Amid the sunny picture of a flourishing city presented in the Battelle report, there is acknowledgement, on page 40, that ” as the recent civil unrest has demonstrated, Baltimore City still has a concentration of urban poverty.”
Along with the “Creative Class jobs demanded by the new migrants to the city” the report promises jobs for “existing city residents” that “have the potential to help address these socio-economic disparities.”
Doing what?
The report points to Sagamore’s estimate that about 17% of the jobs created at Port Covington by Under Armour and its tenants will be in the retail, hotel and entertainment sectors, “where substantial entry-level job opportunities exist.”

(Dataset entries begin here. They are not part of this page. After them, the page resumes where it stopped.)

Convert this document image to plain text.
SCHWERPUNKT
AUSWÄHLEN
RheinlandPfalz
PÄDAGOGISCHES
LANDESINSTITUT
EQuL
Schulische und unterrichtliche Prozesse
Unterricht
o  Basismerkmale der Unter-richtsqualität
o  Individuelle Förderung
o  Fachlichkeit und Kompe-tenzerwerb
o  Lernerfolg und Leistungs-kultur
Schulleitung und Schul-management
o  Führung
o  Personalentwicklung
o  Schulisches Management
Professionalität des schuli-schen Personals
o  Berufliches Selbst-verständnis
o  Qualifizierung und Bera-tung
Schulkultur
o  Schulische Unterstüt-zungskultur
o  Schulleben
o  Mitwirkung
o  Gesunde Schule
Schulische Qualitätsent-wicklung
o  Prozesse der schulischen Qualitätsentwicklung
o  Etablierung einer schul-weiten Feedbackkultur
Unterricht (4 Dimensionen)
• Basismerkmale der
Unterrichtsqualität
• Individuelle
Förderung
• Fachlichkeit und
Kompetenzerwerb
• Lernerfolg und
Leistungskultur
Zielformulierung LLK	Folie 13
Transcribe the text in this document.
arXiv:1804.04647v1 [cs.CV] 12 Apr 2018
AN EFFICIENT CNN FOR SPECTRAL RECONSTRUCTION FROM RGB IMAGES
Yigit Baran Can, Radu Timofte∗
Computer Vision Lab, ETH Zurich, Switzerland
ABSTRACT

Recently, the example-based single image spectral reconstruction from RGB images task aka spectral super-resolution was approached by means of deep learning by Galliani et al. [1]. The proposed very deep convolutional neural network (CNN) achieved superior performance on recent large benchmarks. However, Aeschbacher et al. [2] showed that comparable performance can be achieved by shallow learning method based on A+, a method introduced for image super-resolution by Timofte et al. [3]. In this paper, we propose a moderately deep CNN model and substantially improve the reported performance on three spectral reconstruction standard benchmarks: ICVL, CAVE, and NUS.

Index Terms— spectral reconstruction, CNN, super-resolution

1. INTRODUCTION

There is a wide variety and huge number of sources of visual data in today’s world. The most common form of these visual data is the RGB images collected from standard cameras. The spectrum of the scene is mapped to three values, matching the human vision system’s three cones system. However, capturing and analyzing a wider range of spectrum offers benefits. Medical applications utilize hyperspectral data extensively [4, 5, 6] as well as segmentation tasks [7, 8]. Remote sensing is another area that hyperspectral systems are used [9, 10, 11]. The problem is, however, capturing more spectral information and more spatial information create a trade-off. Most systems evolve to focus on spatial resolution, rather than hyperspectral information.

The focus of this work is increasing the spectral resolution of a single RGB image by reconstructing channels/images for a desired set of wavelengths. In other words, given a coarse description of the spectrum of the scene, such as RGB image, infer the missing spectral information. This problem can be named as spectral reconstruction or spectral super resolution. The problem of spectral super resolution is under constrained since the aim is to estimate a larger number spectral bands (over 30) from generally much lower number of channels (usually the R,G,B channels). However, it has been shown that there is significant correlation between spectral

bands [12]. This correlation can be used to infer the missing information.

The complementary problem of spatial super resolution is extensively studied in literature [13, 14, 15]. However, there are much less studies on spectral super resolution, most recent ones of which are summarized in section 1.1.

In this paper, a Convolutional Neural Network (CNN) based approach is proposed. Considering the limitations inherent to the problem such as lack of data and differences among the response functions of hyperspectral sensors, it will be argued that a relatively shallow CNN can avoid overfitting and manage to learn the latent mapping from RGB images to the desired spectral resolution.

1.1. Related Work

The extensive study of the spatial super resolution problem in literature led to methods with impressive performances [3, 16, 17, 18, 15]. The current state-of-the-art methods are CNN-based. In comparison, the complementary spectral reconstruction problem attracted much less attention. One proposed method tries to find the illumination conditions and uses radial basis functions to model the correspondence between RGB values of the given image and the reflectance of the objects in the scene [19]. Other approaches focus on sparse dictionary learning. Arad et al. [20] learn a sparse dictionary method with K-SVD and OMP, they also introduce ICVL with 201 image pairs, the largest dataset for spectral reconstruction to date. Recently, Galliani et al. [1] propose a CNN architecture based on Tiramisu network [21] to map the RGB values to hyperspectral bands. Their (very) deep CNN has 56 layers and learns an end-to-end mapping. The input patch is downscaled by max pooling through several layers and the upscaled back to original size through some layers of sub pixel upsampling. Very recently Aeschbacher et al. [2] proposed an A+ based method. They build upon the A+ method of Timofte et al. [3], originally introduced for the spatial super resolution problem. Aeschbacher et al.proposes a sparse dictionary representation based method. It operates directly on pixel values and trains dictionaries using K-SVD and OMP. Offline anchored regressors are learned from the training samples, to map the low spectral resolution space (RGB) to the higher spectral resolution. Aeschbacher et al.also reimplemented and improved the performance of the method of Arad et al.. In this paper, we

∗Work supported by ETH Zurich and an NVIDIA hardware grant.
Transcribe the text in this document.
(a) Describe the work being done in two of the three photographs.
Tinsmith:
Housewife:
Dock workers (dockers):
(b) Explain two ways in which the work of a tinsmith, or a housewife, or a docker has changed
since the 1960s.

Also attracting attention in the report is its description of another trend the Port Covington developers hope to exploit – “the rise of Super-Commuters.”
The authors describe this demographic as a person who “works in the central county of a given metropolitan area, but lives beyond the boundaries of that metropolitan area, commuting long distance by air, rail, car, bus, or a combination of modes.”
“Port Covington, with its location on I-95 and potential access to light rail can represent a prime residential location for super-commuters,” the authors observed.
The prospect of a development peopled with not just “live-work-play” denizens but mega-commuters drew comment online over the weekend in some quarters.
“Yes, we all know that Baltimore is being marketed as a bedroom community for DC and Philadelphia and we should consider the trend in reverse too,” a writer on the Baltimore Redevelopment Action Coalition for Empowerment Facebook page observed.
“However, what of the impact on current residents and their housing needs?”